For the purposes of this article we will discuss hosting your DNS domain on your own DNS server. there are several types of DNS records you need to be aware of in order to start this process.

  1. A Records
  2. NS Records
  3. MX Records
  4. CNAME Records
  5. TXT records
  6. PTR records

An A Record is the most common type of DNS record and basically it point a name to an IP. This allows a user to type in a recognizable name and the DNS process will convert the user friedly name into an address the clinet computer can use to reach the destination host.

An NS Record directs a client to the DNS server that hosts the DNS records for the domain. NS records must be a hostname not an IP address. The hostname must refer to a valid A record and cannot refer to a CNAME record.

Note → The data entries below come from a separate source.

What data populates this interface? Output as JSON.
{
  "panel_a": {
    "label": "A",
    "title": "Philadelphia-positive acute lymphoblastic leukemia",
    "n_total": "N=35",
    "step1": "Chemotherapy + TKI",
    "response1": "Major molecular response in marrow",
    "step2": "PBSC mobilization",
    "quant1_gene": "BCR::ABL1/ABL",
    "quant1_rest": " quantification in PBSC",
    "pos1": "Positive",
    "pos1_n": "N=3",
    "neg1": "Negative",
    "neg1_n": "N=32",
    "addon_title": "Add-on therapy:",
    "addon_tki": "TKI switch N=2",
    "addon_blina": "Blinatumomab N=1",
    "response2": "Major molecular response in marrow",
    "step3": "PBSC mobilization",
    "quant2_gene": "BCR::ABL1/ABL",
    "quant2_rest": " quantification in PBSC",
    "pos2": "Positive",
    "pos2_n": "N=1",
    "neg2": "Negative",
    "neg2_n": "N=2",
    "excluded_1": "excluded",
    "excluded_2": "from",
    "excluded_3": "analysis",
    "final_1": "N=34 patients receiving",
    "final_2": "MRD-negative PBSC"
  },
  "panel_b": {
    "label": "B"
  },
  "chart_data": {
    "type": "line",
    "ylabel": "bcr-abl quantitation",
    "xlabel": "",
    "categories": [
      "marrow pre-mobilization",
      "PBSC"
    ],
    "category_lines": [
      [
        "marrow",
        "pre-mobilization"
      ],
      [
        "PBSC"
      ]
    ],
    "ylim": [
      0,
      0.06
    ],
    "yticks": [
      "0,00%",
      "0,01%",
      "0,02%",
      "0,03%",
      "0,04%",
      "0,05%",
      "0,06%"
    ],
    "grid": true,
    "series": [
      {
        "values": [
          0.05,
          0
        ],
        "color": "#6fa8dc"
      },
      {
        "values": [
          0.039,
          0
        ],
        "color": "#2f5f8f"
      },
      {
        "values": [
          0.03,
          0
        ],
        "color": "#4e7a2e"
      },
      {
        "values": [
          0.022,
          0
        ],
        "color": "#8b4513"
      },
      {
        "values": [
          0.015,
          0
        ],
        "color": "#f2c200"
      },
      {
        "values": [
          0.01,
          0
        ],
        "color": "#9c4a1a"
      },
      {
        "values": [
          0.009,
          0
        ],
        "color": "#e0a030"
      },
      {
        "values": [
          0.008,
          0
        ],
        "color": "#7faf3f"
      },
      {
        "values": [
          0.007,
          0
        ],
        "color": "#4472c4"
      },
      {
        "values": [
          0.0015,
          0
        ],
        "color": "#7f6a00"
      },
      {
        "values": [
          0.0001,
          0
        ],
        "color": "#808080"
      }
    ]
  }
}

***Some of the confusion regarding DNS stems from this record. The TLD maintainer will also have NS records for your domain on the TLD DNS servers. Creating these records is called "registering your DNS server with your registrar". This registration occurs via your registrar and the registrar should have a control panel that allows you to create NS records with them. These NS records will traditionally match the NS records you host on your own server for the domain.

***Two NS records can not have the same IP addresses. This means that you cannot have multiple TLD NS records for the same IP address. However, you can have a unique NS record for each IP address you have on the server. Additionally you can use a single NS record to host multiple domains.

MX Records direct a query to the mail server thatis responsible to accept inbound email for your domain.

CNAME Records refer additional hostnames to an A record.

TXT Records are used for purposes like SPF (Sender Policy Framework) records used for email verification.

PTR Records are Pointer records used in rDNS (reverse DNS).